You find a divot in the sand (called a "show") where a clam has retreated by digging a hole with his "foot" and shove the tube into the sand.  You then place your thumb over the hole and pull the tube up.  Kind of like taking a "core sample" of the sand.  Except this core sample contains a razor clam. Once you have pulled the "core sample" you remove your thumb from the hole and all the sand falls out of the tube, along with the razor clam.  Now the fun begins, because they begin to dig back into the sand immediately, so you must be quick and dig through the mushy sand with your hands and grab the razor clam before it gets away! Needless to say, this sort of thing is a lot of fun for a kid; which is probably why I remember it so vividly.  Though I also remember that at the end of the day, I had sand in places I did not know I even had.

So what to do with razor clams?

Well, I have heard that you can make excellent chowder with them, but my personal favorite way to prepare razor clams is to simply bread them and fry them. 
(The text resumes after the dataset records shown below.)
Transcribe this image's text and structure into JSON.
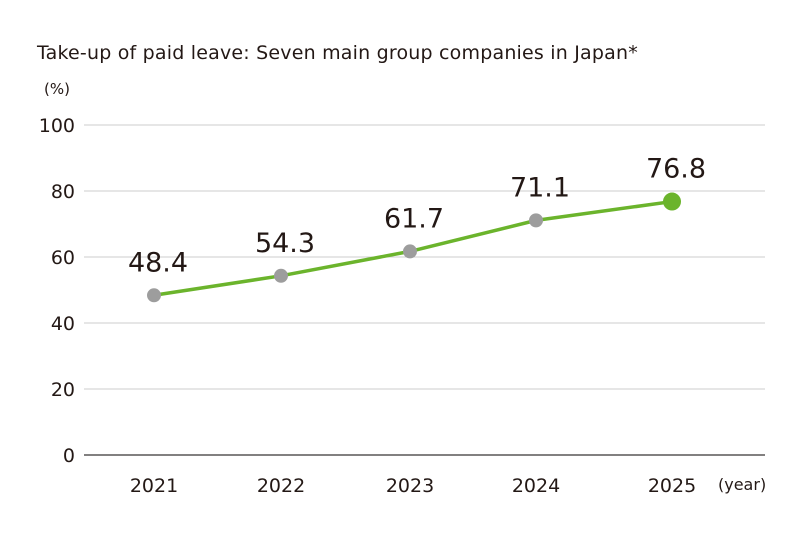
{
  "title": "Take-up of paid leave: Seven main group companies in Japan*",
  "y_unit": "(%)",
  "x_unit": "(year)",
  "colors": {
    "line": "#6bb42c",
    "point": "#9d9d9d",
    "highlight_point": "#6bb42c",
    "grid": "#cccccc",
    "axis": "#595757",
    "text": "#231815"
  },
  "chart_data": {
    "type": "line",
    "title": "Take-up of paid leave: Seven main group companies in Japan*",
    "xlabel": "(year)",
    "ylabel": "(%)",
    "categories": [
      "2021",
      "2022",
      "2023",
      "2024",
      "2025"
    ],
    "series": [
      {
        "values": [
          48.4,
          54.3,
          61.7,
          71.1,
          76.8
        ],
        "labels": [
          "48.4",
          "54.3",
          "61.7",
          "71.1",
          "76.8"
        ]
      }
    ],
    "ylim": [
      0,
      100
    ],
    "yticks": [
      0,
      20,
      40,
      60,
      80,
      100
    ],
    "highlight_last_point": true,
    "grid": true,
    "legend": "none"
  }
}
Sadly, this is not really a recipe, just a procedure.  This is simply because the ingredients are few and there are no set amounts.  It merely depends on how many clams you are frying and how big they are. And lemme tell ya, some of them are fairly big. (as you can see from the above picture)

Razor Clams

AP Flour
Kosher Salt
Lemon Pepper
Parmigiano-Reggiano (the undisputed King of cheeses)
shucked Razor Clams

You are going to have to dirty a lot of dishes for this.

First you need a dish that contains Eggs, that have been thoroughly beaten.

Then you need to prepare a dish with Flour that has been Salted and Lemon Peppered.

Thirdly, you will need a plate that is filled with a mixture of Panko and Parmigiano-Reggiano cheese. (I usually add about 1 TB of the undisputed king of cheeses per cup of Panko)

Finally, you will need a plate to place the Razor Clams on after all your dredging and breading procedure.

Whew!  Now that our mise en plas is in place, on with the clams!

The neck of the clam is extremely tough.

So grab a flat mallet, cause a spiked one is a little too much, and pound on the neck a little to soften the meat.

OK, now you will need to thoroughly dry the clams so that the flour will stick and not turn into goo.  This may require copious amounts of paper towels.

Once tenderized and dried thoroughly, it's time for a dusting of the flour mixture.

Then into the egg wash.

Then into the Panko...

You will probably have to press the panko to ensure good adhesion.

Then onto the plate.

Repeat with the remaining clams.... Lather, rinse, repeat.... You know.

If you need to make more than 1 layer of clams, separate your layers with waxed paper.
Once you have them all breaded, you will need to cover them and place them in the refrigerator for about 30 minutes to allow the breading to "firm up".
I like to use Coconut oil for frying clams, but peanut oil works equally well.

Heat oil in a skillet and when it's nice and hot, throw in a couple breaded clams.

They cook quickly, so about 1-2 minutes per side is all you need.

Place them on a rack, set inside a baking pan, so any excess oil can drain off, and keep the breading crispy.

Store the cooked clams in an oven set on "Warm" if you have an oven that is capable, or with the oven light turned on, while you complete the others. (using the oven light is a great way to proof bread dough too)

Once they are all fried up, sit down and enjoy!